Lincoln in the Bardo fictionalises a period in Abraham Lincoln’s life immediately after the death of his son Willie. The story alternates between factual accounts of what happened at the time and the observations of ghosts in the graveyard where young Willie is buried. Lincoln visits the grave several times over the course of an evening, something that causes costernation and intrigue among the ghosts.
The bardo of the title is the Buddhist concept of limbo. Souls that were over-attached to their previous lives are unable to move on to the next. These characters are both grotesque and hilarious. The two principal ghosts are Hans Volman and Roger Bevins III. The former died in a horrible accident before consumating his marriage to the love of his life. Mr Bevins took his own life, unable to cope with the scorn of his homosexuality, but realised during the act of taking his life that he wanted to live.

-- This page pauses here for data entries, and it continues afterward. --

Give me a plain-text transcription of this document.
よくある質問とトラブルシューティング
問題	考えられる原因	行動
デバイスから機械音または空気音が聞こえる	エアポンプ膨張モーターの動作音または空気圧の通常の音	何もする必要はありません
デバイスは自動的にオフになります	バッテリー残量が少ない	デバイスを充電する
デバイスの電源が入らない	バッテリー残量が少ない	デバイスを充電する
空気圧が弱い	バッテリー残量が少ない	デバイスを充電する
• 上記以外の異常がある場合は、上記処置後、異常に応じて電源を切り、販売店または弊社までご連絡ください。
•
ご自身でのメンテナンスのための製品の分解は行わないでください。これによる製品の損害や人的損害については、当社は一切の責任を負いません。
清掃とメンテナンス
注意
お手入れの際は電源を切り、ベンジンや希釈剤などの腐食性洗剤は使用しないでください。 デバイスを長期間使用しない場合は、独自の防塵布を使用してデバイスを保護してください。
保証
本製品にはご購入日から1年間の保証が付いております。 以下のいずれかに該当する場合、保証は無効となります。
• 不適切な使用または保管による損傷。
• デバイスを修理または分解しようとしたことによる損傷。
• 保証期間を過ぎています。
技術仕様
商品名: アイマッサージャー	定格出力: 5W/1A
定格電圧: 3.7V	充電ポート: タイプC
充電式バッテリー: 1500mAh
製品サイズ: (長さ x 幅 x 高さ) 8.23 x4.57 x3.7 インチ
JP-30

These stories and many others are told alongside the tragic tale of Willie Lincoln and the grief of his father. They are by turns tragic, comic and life-affirming. They are told in sections that almost read like the script of a play, the testimonies of ghosts.
These testimonies, together with the historical excerpts, form a somewhat experimental novel. One might be forgiven for wondering whether it truly is a novel at all. But often the best novels are those that really mutate the form of what a novel should be. It’s why novels are called novels, they’re meant to be about creating new forms of human experience.
I read this in several days - it would have been just one day had I been at home. Alone for the day in Bruges (of all places!) I spent most of an afternoon in a café reading this because it was so good. Leafing through it to remind myself for this post lead me to reading the whole thing again. It’s like a friend now, something completely different from anything in my collection. Do yourself a favour and read it.